Compte-rendu du déjeuner-débat du 22 mai 2013

Le marché mondial de l’industrie pharmaceutique
Analyse et Perspectives


de gauche à droite : Nicolas Bohuon, Pr Claude Lepen et Eric Phelippeau


Comme l’année dernière, le Pr Claude Le Pen, Consultant auprès d’IMS, professeur d’économie à Paris Dauphine et Président du Collège des économistes de la Santé, a présenté devant les membres de la FNIM les résultats 2013 du rapport annuel d’IMS* « Intelligence 360 » qui est une analyse du marché de l’industrie pharmaceutique dans le monde et en France.
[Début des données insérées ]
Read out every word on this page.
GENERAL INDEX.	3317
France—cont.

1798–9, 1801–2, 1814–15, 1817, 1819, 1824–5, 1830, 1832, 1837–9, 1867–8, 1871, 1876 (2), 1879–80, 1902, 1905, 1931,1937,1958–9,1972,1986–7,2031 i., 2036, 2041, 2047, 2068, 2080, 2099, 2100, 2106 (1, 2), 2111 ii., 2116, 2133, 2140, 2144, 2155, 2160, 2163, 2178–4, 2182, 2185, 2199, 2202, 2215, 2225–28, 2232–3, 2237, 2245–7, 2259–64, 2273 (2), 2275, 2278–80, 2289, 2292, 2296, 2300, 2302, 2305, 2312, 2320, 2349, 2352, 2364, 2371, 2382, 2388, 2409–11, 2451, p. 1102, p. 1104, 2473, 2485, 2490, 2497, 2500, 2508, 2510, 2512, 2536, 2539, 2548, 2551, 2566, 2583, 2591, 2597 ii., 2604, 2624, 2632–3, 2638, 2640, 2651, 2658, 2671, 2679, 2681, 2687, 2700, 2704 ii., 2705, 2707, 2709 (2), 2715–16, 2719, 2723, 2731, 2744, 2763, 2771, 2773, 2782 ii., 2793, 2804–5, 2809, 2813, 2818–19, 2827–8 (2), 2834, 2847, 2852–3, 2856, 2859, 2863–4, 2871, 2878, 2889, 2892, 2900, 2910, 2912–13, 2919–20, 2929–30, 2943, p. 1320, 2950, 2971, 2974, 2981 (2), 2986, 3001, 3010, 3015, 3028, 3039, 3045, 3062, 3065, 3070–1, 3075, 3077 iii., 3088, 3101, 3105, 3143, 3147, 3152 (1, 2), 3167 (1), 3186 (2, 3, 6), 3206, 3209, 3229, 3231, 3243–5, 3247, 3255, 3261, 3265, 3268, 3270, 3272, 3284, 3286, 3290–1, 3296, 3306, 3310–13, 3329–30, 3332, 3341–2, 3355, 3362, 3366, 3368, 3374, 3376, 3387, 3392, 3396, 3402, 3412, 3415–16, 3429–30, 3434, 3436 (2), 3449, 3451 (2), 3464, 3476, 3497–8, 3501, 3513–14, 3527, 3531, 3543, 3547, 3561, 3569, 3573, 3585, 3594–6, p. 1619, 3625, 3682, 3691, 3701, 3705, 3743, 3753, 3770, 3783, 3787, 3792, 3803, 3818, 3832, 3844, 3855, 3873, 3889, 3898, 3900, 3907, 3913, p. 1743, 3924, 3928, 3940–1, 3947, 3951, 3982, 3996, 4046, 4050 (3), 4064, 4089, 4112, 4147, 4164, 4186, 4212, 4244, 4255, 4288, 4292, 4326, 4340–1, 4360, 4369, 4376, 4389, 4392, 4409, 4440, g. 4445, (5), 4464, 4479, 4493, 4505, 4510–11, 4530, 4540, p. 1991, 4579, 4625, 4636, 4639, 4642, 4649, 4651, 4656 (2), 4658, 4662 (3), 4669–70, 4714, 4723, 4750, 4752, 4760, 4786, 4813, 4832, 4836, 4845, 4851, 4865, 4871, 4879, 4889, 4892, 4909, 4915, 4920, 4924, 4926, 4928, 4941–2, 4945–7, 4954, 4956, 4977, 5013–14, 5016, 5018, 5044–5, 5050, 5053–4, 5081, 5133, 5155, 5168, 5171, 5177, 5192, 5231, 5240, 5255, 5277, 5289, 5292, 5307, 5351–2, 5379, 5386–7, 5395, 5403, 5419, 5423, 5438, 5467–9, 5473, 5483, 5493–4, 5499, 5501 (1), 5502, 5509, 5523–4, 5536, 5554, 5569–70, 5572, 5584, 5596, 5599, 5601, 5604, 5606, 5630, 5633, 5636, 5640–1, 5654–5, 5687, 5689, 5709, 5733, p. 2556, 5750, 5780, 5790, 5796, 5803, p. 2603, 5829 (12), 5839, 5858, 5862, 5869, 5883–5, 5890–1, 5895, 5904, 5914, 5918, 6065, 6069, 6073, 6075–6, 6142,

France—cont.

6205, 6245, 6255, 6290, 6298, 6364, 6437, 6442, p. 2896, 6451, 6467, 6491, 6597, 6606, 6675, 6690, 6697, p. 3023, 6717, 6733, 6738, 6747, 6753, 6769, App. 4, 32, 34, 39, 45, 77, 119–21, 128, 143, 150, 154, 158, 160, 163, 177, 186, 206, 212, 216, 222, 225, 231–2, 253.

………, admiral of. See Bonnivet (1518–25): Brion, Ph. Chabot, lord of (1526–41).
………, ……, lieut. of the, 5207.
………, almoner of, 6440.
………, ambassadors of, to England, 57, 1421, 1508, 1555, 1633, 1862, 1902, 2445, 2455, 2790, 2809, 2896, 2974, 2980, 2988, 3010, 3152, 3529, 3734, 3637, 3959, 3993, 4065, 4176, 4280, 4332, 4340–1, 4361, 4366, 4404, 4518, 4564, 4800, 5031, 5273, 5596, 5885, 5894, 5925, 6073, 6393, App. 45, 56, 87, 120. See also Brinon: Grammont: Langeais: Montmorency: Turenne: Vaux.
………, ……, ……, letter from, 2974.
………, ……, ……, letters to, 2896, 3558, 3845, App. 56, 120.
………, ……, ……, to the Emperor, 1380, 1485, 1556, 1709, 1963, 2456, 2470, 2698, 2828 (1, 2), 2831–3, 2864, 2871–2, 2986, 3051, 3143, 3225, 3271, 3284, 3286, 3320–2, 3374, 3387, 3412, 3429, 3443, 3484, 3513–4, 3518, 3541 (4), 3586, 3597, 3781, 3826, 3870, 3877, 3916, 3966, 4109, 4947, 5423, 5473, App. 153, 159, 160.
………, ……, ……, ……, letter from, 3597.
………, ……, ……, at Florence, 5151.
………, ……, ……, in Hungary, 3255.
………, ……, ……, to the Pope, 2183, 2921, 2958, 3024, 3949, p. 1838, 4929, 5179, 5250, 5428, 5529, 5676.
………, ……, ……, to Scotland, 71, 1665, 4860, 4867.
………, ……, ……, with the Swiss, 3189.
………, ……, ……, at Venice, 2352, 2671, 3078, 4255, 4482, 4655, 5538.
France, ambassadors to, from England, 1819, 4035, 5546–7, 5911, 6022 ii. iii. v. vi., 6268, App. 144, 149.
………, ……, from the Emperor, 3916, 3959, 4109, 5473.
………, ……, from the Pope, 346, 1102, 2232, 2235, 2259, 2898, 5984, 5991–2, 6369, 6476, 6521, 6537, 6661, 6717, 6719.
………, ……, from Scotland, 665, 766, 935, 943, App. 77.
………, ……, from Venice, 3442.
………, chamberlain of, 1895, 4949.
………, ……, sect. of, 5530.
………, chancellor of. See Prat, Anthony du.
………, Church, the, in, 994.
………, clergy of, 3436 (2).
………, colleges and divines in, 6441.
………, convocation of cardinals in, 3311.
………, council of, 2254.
Le rôle moteur des pays émergents

« Le monde croît, l’Europe stagne, la France baisse » : telle est la saisissante synthèse proposée par Claude Le Pen d’après les résultats de la dernière étude IMS. Le marché mondial croît d’environ 5%, tiré par les BRIC dans lesquels on observe une croissance à deux chiffres (mais qui ralentit) : pour la période 2012-16, la Chine va croître de 15 à 18% et Brésil, Russie, Inde de 10 à 15%. Dans les pays matures, la croissance est nulle, voire négative (USA, France, Espagne) : alors que les USA représentaient 55% du marché mondial en 2008, ils ne pèseront plus que 30% à l’horizon 2016. « La stagnation en Europe est de nature différente que celle qui frappe, par exemple, l’industrie automobile ou le marché de l’immobilier de manière uniforme, précise Claude Le Pen. En fait, il y a une baisse due aux pertes de brevets compensée par une croissance des produits innovants ». En volume, le marché mondial passera de 955 Mds de $ en 2011 à 1145-75 Mds de $ en 2016. Cette croissance est réalisée par les marchés émergents, les « pharmergents** », et au sein des ces marchés, notamment au Brésil, elle vient essentiellement des génériques. « Chaque année, reprend Claude Le Pen, il y a de nouveaux pays émergents qui font évoluer leurs systèmes de santé, créent des assurances maladie, publiques ou privées ». En 2012, dans le marché de la santé, on voit ainsi rejoindre le rang des émergents des pays tels que l’Algérie, la Colombie, le Nigeria ou l’Arabie Saoudite et ses 30 millions d’habitants, et ce sont les laboratoires locaux ou des multinationales locales (ainsi un labo jordanien très implanté en Algérie) qui contribuent le plus à la croissance.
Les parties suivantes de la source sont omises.